Knitted Gifts: Irresistible Projects to Make and Give
by Ann Budd
One of the things I’m enjoying most about this gig of writing book reviews is having a chance to look through books just like this. As I flipped through for the first time, I kept smiling and saying, “Ooh,” “Pretty,” “Nice!” from one pattern to the next.
There are a lot of them, too. I count 37 patterns, and that’s not separating out the ones that are listed as sets, like the hat/mitten set on the cover. Thirty-seven patterns. That’s huge!
And–I can’t remember the last time I said this–there’s not a loser in the bunch.
I can already think of at least five of these patterns that I actively want to make (like the ballet slippers, for example), and even the ones I’m not likely to need (I don’t think my dog would care for the catnip mouse), are still adorable.

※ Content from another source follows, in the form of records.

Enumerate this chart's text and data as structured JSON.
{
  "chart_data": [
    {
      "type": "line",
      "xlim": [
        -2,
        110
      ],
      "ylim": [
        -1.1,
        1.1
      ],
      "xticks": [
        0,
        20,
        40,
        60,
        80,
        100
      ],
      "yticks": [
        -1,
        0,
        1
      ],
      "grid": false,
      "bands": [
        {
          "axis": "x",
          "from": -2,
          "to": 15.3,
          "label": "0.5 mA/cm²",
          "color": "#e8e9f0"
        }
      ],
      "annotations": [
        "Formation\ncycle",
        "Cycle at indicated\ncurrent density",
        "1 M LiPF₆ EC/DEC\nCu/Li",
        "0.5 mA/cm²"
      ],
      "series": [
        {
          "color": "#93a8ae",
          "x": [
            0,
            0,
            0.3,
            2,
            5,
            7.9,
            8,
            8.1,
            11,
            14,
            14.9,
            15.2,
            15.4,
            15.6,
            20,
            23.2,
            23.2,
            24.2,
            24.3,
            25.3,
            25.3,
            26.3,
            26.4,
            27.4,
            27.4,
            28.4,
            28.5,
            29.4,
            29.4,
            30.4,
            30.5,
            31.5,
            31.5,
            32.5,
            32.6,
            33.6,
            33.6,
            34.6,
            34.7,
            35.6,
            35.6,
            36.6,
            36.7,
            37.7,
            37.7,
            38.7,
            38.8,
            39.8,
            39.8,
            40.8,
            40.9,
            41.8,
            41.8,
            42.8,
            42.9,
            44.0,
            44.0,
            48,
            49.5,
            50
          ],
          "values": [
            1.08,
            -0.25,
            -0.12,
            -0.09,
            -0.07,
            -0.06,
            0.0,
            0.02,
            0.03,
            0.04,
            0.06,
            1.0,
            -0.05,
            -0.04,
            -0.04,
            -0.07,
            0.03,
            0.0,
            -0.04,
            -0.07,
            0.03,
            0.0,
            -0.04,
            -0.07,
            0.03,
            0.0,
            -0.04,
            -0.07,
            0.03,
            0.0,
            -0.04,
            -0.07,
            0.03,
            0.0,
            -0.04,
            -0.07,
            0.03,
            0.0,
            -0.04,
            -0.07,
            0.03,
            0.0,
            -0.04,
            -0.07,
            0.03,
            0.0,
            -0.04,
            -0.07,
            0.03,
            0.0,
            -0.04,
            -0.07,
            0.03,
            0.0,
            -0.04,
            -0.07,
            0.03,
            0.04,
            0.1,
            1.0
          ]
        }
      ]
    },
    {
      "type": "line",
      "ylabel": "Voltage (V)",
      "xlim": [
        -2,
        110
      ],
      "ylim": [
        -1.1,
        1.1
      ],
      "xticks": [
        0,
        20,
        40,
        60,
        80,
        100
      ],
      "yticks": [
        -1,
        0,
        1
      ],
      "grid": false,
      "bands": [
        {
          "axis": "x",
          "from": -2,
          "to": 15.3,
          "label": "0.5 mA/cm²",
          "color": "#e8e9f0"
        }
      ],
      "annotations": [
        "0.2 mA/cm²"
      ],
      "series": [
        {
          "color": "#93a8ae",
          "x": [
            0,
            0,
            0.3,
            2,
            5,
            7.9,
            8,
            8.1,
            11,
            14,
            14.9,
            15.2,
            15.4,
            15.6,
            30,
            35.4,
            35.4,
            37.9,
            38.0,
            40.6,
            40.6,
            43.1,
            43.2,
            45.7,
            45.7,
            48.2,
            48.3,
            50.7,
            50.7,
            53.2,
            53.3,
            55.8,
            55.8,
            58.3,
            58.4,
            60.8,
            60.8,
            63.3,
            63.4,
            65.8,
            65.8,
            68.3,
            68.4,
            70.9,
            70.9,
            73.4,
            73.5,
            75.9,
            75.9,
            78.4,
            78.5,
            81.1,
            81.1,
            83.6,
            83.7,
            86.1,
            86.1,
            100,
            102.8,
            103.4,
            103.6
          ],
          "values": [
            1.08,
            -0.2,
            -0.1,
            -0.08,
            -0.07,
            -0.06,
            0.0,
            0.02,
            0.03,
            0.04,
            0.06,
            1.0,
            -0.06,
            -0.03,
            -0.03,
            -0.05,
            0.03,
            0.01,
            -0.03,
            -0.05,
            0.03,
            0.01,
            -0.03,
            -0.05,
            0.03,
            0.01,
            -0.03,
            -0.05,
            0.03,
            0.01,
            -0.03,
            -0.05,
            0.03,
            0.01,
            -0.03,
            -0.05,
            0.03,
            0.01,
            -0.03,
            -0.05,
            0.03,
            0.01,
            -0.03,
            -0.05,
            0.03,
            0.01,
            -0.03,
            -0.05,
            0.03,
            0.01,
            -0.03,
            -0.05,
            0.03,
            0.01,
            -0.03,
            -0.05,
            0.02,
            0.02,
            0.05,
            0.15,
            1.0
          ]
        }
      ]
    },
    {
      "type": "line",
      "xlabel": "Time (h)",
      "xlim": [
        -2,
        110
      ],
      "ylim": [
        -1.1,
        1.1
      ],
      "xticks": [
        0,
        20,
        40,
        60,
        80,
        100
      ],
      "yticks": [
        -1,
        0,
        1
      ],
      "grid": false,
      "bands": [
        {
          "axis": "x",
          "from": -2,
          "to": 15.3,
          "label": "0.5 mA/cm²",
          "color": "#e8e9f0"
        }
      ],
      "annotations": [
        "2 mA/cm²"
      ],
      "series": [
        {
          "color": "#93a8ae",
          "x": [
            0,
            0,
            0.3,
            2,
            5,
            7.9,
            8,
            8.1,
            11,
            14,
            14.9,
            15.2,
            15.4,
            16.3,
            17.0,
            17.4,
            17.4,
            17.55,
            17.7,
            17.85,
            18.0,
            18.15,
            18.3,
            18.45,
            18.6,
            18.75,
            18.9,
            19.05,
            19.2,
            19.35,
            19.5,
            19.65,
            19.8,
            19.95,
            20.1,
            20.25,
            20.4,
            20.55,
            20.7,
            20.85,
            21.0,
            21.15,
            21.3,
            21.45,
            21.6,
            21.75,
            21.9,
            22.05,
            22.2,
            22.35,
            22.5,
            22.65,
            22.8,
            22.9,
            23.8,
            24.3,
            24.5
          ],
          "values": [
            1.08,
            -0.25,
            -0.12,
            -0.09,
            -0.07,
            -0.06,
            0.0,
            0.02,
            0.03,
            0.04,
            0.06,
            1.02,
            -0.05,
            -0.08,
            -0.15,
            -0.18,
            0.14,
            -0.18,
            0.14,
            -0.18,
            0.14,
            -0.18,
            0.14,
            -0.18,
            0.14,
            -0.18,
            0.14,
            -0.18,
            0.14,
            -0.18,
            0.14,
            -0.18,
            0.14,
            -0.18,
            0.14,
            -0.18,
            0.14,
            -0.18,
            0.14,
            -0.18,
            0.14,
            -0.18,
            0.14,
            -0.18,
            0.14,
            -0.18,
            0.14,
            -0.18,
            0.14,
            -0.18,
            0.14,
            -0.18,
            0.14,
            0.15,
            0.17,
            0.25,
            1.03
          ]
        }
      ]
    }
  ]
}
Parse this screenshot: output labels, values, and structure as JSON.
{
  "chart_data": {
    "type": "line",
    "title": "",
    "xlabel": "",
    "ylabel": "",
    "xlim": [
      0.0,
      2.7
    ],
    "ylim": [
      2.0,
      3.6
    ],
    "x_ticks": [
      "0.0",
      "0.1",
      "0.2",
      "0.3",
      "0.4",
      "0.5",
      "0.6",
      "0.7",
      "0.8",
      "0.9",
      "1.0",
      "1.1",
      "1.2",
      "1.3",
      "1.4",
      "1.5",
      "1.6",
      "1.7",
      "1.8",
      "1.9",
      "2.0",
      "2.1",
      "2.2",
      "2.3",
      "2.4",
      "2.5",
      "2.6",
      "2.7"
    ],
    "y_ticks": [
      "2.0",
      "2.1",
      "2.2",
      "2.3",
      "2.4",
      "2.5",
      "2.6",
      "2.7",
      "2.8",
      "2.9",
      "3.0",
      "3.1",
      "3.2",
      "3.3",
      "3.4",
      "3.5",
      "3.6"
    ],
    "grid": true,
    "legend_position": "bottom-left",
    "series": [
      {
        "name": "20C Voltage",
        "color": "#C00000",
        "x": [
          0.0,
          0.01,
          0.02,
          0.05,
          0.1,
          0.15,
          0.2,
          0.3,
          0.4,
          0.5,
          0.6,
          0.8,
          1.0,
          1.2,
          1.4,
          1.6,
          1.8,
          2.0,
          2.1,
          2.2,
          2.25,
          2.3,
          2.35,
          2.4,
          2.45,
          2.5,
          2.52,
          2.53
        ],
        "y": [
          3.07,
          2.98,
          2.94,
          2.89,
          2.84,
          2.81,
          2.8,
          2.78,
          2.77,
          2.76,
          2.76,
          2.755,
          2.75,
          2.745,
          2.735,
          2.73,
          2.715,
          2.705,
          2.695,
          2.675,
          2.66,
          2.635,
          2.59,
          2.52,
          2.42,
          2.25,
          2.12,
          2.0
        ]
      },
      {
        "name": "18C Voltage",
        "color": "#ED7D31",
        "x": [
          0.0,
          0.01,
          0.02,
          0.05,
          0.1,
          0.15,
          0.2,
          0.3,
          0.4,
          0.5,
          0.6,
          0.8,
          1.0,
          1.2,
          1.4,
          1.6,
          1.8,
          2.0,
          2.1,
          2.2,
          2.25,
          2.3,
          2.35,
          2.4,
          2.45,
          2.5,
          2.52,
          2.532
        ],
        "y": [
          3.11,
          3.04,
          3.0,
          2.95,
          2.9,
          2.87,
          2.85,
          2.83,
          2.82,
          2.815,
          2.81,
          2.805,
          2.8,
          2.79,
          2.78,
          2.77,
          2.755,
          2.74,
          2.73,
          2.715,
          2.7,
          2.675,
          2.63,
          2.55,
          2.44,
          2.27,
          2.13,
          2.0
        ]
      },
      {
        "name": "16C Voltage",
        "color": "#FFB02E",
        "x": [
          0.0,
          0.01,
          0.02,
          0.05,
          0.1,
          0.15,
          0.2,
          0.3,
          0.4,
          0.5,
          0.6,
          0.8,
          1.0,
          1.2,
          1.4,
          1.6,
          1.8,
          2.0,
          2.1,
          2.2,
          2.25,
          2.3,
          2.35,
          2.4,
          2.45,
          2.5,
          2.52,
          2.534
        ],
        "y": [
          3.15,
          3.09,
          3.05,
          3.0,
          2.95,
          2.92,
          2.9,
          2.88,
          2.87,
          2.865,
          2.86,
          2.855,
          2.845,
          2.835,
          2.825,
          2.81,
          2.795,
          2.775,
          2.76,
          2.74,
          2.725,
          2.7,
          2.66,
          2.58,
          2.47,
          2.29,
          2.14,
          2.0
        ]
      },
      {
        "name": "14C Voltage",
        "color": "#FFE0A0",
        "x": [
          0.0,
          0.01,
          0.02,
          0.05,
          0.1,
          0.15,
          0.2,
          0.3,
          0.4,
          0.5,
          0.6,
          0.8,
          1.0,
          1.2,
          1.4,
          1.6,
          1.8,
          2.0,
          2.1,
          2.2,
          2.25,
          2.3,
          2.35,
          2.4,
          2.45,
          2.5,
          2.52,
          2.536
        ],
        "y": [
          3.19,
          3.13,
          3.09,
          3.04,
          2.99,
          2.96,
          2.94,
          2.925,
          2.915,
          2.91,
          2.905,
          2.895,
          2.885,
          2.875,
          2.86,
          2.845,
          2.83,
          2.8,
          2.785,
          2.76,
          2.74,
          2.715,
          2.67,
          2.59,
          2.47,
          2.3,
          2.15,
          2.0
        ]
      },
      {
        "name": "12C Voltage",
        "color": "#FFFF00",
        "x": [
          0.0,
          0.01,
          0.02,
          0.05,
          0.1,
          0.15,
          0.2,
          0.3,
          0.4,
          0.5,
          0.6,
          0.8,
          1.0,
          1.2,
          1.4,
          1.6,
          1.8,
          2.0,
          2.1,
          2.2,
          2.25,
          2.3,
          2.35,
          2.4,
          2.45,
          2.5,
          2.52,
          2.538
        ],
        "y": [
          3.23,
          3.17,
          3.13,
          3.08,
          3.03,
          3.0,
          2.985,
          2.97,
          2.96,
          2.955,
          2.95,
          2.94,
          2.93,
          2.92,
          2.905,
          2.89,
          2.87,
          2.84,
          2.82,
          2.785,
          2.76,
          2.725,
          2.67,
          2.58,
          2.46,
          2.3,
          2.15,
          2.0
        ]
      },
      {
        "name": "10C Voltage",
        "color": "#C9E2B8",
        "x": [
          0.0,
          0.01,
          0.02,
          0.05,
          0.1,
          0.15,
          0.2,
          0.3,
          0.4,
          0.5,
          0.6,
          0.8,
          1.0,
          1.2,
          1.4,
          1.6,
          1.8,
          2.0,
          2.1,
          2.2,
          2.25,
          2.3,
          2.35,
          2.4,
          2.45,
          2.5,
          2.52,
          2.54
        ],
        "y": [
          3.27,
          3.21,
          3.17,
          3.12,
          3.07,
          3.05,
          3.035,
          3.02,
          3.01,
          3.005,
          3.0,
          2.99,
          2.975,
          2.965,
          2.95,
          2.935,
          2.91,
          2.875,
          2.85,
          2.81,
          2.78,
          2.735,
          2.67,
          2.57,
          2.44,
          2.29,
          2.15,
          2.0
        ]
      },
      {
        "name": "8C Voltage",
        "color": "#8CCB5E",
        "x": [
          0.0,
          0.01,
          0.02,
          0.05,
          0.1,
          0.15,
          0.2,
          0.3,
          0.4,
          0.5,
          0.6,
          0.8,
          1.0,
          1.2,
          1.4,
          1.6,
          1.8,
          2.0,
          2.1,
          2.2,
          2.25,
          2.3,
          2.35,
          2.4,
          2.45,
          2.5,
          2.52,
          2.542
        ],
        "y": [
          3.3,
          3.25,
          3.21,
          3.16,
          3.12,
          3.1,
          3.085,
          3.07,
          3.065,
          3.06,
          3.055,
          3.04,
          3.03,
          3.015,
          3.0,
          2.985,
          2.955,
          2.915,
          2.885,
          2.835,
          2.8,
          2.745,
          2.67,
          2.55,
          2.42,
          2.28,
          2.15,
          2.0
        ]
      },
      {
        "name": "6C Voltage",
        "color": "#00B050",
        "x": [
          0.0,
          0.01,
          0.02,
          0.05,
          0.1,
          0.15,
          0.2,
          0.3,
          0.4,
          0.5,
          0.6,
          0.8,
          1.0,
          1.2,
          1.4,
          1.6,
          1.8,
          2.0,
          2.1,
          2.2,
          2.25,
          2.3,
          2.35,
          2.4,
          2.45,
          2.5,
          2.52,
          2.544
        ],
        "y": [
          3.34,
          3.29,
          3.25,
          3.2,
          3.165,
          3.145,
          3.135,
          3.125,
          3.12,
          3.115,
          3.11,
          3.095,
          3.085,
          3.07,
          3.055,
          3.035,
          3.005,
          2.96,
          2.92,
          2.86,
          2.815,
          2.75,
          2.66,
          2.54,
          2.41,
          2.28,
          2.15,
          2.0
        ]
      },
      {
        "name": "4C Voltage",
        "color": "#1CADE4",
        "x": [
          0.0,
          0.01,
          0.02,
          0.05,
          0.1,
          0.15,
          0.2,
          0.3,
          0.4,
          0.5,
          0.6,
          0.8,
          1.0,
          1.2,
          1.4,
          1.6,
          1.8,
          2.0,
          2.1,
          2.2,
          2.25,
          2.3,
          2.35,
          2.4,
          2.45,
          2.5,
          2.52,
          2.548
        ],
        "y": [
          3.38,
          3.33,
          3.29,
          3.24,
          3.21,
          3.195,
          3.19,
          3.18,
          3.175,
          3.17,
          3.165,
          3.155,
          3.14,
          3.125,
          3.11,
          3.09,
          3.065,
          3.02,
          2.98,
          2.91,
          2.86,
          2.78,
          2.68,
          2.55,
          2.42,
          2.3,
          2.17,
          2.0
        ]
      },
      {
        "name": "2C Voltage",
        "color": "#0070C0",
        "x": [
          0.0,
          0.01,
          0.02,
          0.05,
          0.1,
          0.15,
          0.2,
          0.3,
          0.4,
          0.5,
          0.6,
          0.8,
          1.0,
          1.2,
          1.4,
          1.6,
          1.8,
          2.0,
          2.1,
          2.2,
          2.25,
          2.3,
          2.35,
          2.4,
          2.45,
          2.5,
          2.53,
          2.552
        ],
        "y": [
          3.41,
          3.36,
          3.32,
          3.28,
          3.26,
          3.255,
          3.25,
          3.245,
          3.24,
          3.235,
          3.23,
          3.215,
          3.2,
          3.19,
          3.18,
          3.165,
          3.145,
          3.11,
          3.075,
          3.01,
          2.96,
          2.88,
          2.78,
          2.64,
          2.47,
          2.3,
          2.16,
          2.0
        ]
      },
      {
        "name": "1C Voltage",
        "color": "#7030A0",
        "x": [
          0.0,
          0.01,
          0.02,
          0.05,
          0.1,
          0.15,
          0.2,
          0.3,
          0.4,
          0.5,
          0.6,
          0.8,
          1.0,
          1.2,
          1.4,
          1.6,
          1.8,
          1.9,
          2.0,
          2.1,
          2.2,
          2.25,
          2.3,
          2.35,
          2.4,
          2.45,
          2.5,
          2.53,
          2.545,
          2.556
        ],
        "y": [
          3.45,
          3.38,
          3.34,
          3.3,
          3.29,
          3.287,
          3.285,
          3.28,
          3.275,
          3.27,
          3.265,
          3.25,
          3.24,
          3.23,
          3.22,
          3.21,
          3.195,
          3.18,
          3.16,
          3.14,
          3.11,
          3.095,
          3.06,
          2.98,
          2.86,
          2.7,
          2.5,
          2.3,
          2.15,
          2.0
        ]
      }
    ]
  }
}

You probably want specifics, huh?
There are a number of nice, basic patterns in here. Socks. Hats. Scarves. Dishcloths. Some are simpler; some are more complex. The Gentleman’s Scarf, for example, is a simple-looking scarf, but it’s knitted in such a fine gauge, the rows are 80 stitches across, as compared to the 26 stitches in the Transitions scarf. Neither pattern is exceptionally complicated, but the gauge makes a huge difference in the committment required to knit them.
The Texter Gloves, with their retractable thumbs to make sending text messages easier are clever. The Motor baby bunting is warm and cozy and has a slit for buckling the baby into a car seat. I love the creativity of the Neckwarmer Hat that can be worn around the neck or on the head. It’s the outside-the-box touches like these that make me appreciate these designs. They’re creative, but also eminently practical for what they need to do.
Not everything is for wearing, either. There are pillow designs, too. Napkin rings. A coffee cup holder to replace the cardboard ones you get with take-out. I love the Folded Tweed Bag, too, which is creative and yet practical. A bottle sleeve to keep your wine from dripping (and I bet it could be adapted to a teapot, too). A cozy for a votive candle holder. Oven mitts. How about a set of juggling balls?
Really, I LIKE this book. It’s fun. It’s practical. It has a complete table of contents, schematics where necessary, and illustrative-yet-not-camoflauging photographs.
Not to mention–though I SHOULD mention–a great cast of designers. Pam Allen, Veronik Avery, Nancy Bush, Gregory Courtney, Chrissy Gardiner, Kim Hamlin, Therese Inverso. Mags Kandis, Cecily Glowik Macdonald, Marta McCall, Kathy Merrick, Kristin Nicholas, Ruthie Nussbaum, Vicki Square, Jaya Srikrishnan, Elissa Sugishita, Judith L Swartz, Kathy Ticho. Jolene Treach, Kathy Zimmerman. Along, of course, with Ann Budd, who never disappoints.